John graduated in engineering science from New College, Oxford University. His first job after university was the development of a technique and tools for calibration of parallel robots. Since then, he has worked as a consultant software developer across a broad range of organisations and domains. Through this experience, he developed an interest in the design of software systems and the development of human process. Like many others, John felt something was not entirely satisfied by the classical approach to domain modelling. He decided to try event modelling, and to accumulate his learning across client work by making an open-source Python library for event-sourcing. After four years of refactoring and improvements, conditioned by developers around the world, the library now offers stable building blocks for creating event-sourced domain driven designs.
Abstract:
This talk presents design patterns for event-sourced and distributed systems, using examples in Python. If programming is the act of deciding now what will happen in the future, then we must pay attention to events. But although pattern language was originally intended to describe patterns of events, it happened that events did not figure prominently in either Eric Evans' book of patterns for Domain Driven Design or Martin Fowler's Patterns of Enterprise Application Architecture. By considering "what happens" both in a domain model and during event processing, the building blocks of domain driven design and enterprise systems can be reworked in terms of events.

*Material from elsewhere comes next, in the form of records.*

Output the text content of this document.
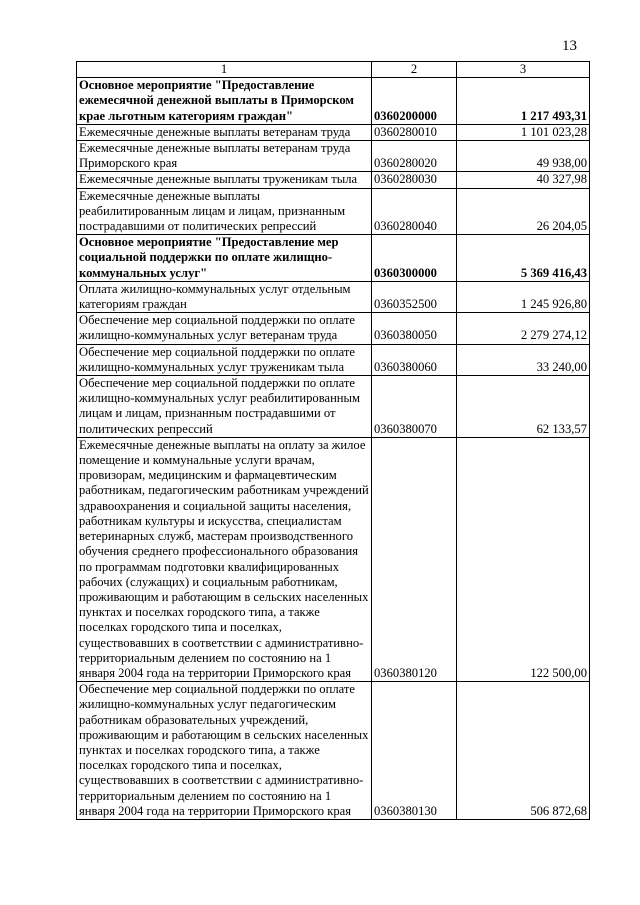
13
1	2	3
Основное мероприятие "Предоставление ежемесячной денежной выплаты в Приморском крае льготным категориям граждан"	0360200000	1 217 493,31
Ежемесячные денежные выплаты ветеранам труда	0360280010	1 101 023,28
Ежемесячные денежные выплаты ветеранам труда Приморского края	0360280020	49 938,00
Ежемесячные денежные выплаты труженикам тыла	0360280030	40 327,98
Ежемесячные денежные выплаты реабилитированным лицам и лицам, признанным пострадавшими от политических репрессий	0360280040	26 204,05
Основное мероприятие "Предоставление мер социальной поддержки по оплате жилищно-коммунальных услуг"	0360300000	5 369 416,43
Оплата жилищно-коммунальных услуг отдельным категориям граждан	0360352500	1 245 926,80
Обеспечение мер социальной поддержки по оплате жилищно-коммунальных услуг ветеранам труда	0360380050	2 279 274,12
Обеспечение мер социальной поддержки по оплате жилищно-коммунальных услуг труженикам тыла	0360380060	33 240,00
Обеспечение мер социальной поддержки по оплате жилищно-коммунальных услуг реабилитированным лицам и лицам, признанным пострадавшими от политических репрессий	0360380070	62 133,57
Ежемесячные денежные выплаты на оплату за жилое помещение и коммунальные услуги врачам, провизорам, медицинским и фармацевтическим работникам, педагогическим работникам учреждений здравоохранения и социальной защиты населения, работникам культуры и искусства, специалистам ветеринарных служб, мастерам производственного обучения среднего профессионального образования по программам подготовки квалифицированных рабочих (служащих) и социальным работникам, проживающим и работающим в сельских населенных пунктах и поселках городского типа, а также поселках городского типа и поселках, существовавших в соответствии с административно-территориальным делением по состоянию на 1 января 2004 года на территории Приморского края	0360380120	122 500,00
Обеспечение мер социальной поддержки по оплате жилищно-коммунальных услуг педагогическим работникам образовательных учреждений, проживающим и работающим в сельских населенных пунктах и поселках городского типа, а также поселках городского типа и поселках, существовавших в соответствии с административно-территориальным делением по состоянию на 1 января 2004 года на территории Приморского края	0360380130	506 872,68
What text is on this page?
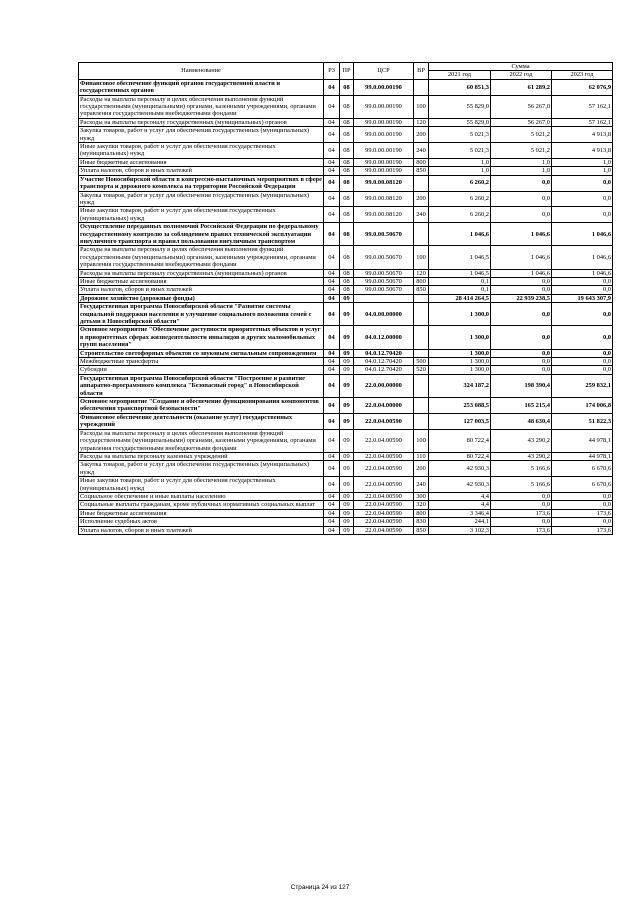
Наименование	РЗ	ПР	ЦСР	ВР	Сумма		
					2021 год	2022 год	2023 год
Финансовое обеспечение функций органов государственной власти и государственных органов	04	08	99.0.00.00190		60 851,3	61 289,2	62 076,9
Расходы на выплаты персоналу в целях обеспечения выполнения функций государственными (муниципальными) органами, казенными учреждениями, органами управления государственными внебюджетными фондами	04	08	99.0.00.00190	100	55 829,0	56 267,0	57 162,1
Расходы на выплаты персоналу государственных (муниципальных) органов	04	08	99.0.00.00190	120	55 829,0	56 267,0	57 162,1
Закупка товаров, работ и услуг для обеспечения государственных (муниципальных) нужд	04	08	99.0.00.00190	200	5 021,3	5 021,2	4 913,8
Иные закупки товаров, работ и услуг для обеспечения государственных (муниципальных) нужд	04	08	99.0.00.00190	240	5 021,3	5 021,2	4 913,8
Иные бюджетные ассигнования	04	08	99.0.00.00190	800	1,0	1,0	1,0
Уплата налогов, сборов и иных платежей	04	08	99.0.00.00190	850	1,0	1,0	1,0
Участие Новосибирской области в конгрессно-выставочных мероприятиях в сфере транспорта и дорожного комплекса на территории Российской Федерации	04	08	99.0.00.08120		6 260,2	0,0	0,0
Закупка товаров, работ и услуг для обеспечения государственных (муниципальных) нужд	04	08	99.0.00.08120	200	6 260,2	0,0	0,0
Иные закупки товаров, работ и услуг для обеспечения государственных (муниципальных) нужд	04	08	99.0.00.08120	240	6 260,2	0,0	0,0
Осуществление переданных полномочий Российской Федерации по федеральному государственному контролю за соблюдением правил технической эксплуатации внеуличного транспорта и правил пользования внеуличным транспортом	04	08	99.0.00.50670		1 046,6	1 046,6	1 046,6
Расходы на выплаты персоналу в целях обеспечения выполнения функций государственными (муниципальными) органами, казенными учреждениями, органами управления государственными внебюджетными фондами	04	08	99.0.00.50670	100	1 046,5	1 046,6	1 046,6
Расходы на выплаты персоналу государственных (муниципальных) органов	04	08	99.0.00.50670	120	1 046,5	1 046,6	1 046,6
Иные бюджетные ассигнования	04	08	99.0.00.50670	800	0,1	0,0	0,0
Уплата налогов, сборов и иных платежей	04	08	99.0.00.50670	850	0,1	0,0	0,0
Дорожное хозяйство (дорожные фонды)	04	09			28 414 264,5	22 939 238,5	19 643 307,9
Государственная программа Новосибирской области "Развитие системы социальной поддержки населения и улучшение социального положения семей с детьми в Новосибирской области"	04	09	04.0.00.00000		1 300,0	0,0	0,0
Основное мероприятие "Обеспечение доступности приоритетных объектов и услуг в приоритетных сферах жизнедеятельности инвалидов и других маломобильных групп населения"	04	09	04.0.12.00000		1 300,0	0,0	0,0
Строительство светофорных объектов со звуковым сигнальным сопровождением	04	09	04.0.12.70420		1 300,0	0,0	0,0
Межбюджетные трансферты	04	09	04.0.12.70420	500	1 300,0	0,0	0,0
Субсидии	04	09	04.0.12.70420	520	1 300,0	0,0	0,0
Государственная программа Новосибирской области "Построение и развитие аппаратно-программного комплекса "Безопасный город" в Новосибирской области	04	09	22.0.00.00000		324 187,2	198 390,4	259 832,1
Основное мероприятие "Создание и обеспечение функционирования компонентов обеспечения транспортной безопасности"	04	09	22.0.04.00000		253 088,5	165 215,4	174 006,8
Финансовое обеспечение деятельности (оказание услуг) государственных учреждений	04	09	22.0.04.00590		127 003,5	48 630,4	51 822,3
Расходы на выплаты персоналу в целях обеспечения выполнения функций государственными (муниципальными) органами, казенными учреждениями, органами управления государственными внебюджетными фондами	04	09	22.0.04.00590	100	80 722,4	43 290,2	44 978,1
Расходы на выплаты персоналу казенных учреждений	04	09	22.0.04.00590	110	80 722,4	43 290,2	44 978,1
Закупка товаров, работ и услуг для обеспечения государственных (муниципальных) нужд	04	09	22.0.04.00590	200	42 930,3	5 166,6	6 670,6
Иные закупки товаров, работ и услуг для обеспечения государственных (муниципальных) нужд	04	09	22.0.04.00590	240	42 930,3	5 166,6	6 670,6
Социальное обеспечение и иные выплаты населению	04	09	22.0.04.00590	300	4,4	0,0	0,0
Социальные выплаты гражданам, кроме публичных нормативных социальных выплат	04	09	22.0.04.00590	320	4,4	0,0	0,0
Иные бюджетные ассигнования	04	09	22.0.04.00590	800	3 346,4	173,6	173,6
Исполнение судебных актов	04	09	22.0.04.00590	830	244,1	0,0	0,0
Уплата налогов, сборов и иных платежей	04	09	22.0.04.00590	850	3 102,3	173,6	173,6
Страница 24 из 127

The Python eventsourcing library offers a convenient way to code event sourced aggregates and applications, in which state is determined by a sequence of domain events. Furthermore, the library's implementation of the process event pattern makes it possible to program reliable event processing systems independently of any particular database infrastructure or way of running the system. By designing both the domain events and the process events, we can fully determine what happens when a system is running. This talk has three parts: part 1 shows how to make a domain model with event-sourced aggregates; part 2 shows how to make an application with an event-sourced domain model; and part 3 shows how to make a reliable distributed system from a set of event-sourced applications.